What about regulation? Chapter Three of the General Data Protection Regulation (GDPR), coming into force in all EU member states in May 2018, deals with transparency in cases of automated decision-making, and provides for “meaningful information about the logic involved”, which can be translated as “the right to explanation”. Consumers residing in EU states will gain the right to ask businesses for insights into decisions taken about them using algorithms. Although many of these most sensitive aspects of GDPR are left to the discretion of Member States with respect to implementation in local law, businesses may want to seize this opportunity to show that they are taking issues of algorithmic transparency seriously by offering their customers as much information as possible about their algorithmic decision-making processes. Market research has suggested that customers are valuing transparency more when making purchasing choices.
There are also good commercial reasons to work hard to avoid discriminatory outcomes from the application of AI. Consumers are more likely to share their data and interact with institutions that they trust. What would make businesses more trustworthy in the age of AI?

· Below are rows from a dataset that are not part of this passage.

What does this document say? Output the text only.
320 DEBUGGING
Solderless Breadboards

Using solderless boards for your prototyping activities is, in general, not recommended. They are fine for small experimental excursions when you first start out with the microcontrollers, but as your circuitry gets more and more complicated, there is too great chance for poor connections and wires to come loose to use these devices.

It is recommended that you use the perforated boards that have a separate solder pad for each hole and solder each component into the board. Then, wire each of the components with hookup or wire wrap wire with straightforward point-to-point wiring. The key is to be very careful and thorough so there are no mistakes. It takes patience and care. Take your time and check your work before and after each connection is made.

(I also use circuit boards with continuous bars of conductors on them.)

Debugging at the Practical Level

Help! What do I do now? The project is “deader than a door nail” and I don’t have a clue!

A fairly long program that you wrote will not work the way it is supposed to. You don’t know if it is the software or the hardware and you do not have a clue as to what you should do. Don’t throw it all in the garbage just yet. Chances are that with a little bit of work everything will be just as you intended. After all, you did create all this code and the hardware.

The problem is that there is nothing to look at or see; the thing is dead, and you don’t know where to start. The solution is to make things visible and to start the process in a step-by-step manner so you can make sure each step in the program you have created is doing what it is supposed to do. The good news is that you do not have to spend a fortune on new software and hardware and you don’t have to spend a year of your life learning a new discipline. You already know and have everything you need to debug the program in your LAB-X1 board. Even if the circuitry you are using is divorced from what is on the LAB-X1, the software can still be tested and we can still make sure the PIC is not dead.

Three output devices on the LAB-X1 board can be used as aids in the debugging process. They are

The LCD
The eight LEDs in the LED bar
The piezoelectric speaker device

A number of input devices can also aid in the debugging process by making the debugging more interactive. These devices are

In the white paper published by the World Economic Forum in March, the authors argue that when undertaking human rights due diligence, businesses need to proactively consider and integrate principles of non-discrimination, empathy, and the primacy of human dignity into their work. More specifically, they call for:
- Active Inclusion: when designing AI tools, developers must ensure that they source the views and values of a wide range of stakeholders, particularly those most likely to be affected.
- Fairness: developers, and those who commission the development of AI, should think about what being “fair” means when deploying an algorithm. They should then prioritize this definition of fairness when deciding on performance and optimization metrics.
- Right to Understanding: businesses should make it clear when AI algorithms are being used to take decisions that affect individual rights. Algorithms should also provide an understandable explanation of their decision-making. If these conditions cannot be met, then businesses should consider whether the algorithm should be used at all.
- Access to Redress: businesses should proactively and transparently provide access to redress to anyone who may be negatively affected, and they should quickly make changes to the algorithms to prevent similar cases reoccurring.
This may be new territory, but businesses can learn lessons from environmental campaigns and the global movement to tackle climate change. Just as consumers expect companies to be environmentally aware (by minimizing their carbon footprint, and reducing the use of plastic packaging, for example), there could be a significant commercial advantage for companies to use algorithms correctly and responsibly. Adopting the correct approach to algorithmic decision-making could become “the new green”. Only then can businesses, governments and citizens work together to maximize the opportunities and minimize the risks of these technologies.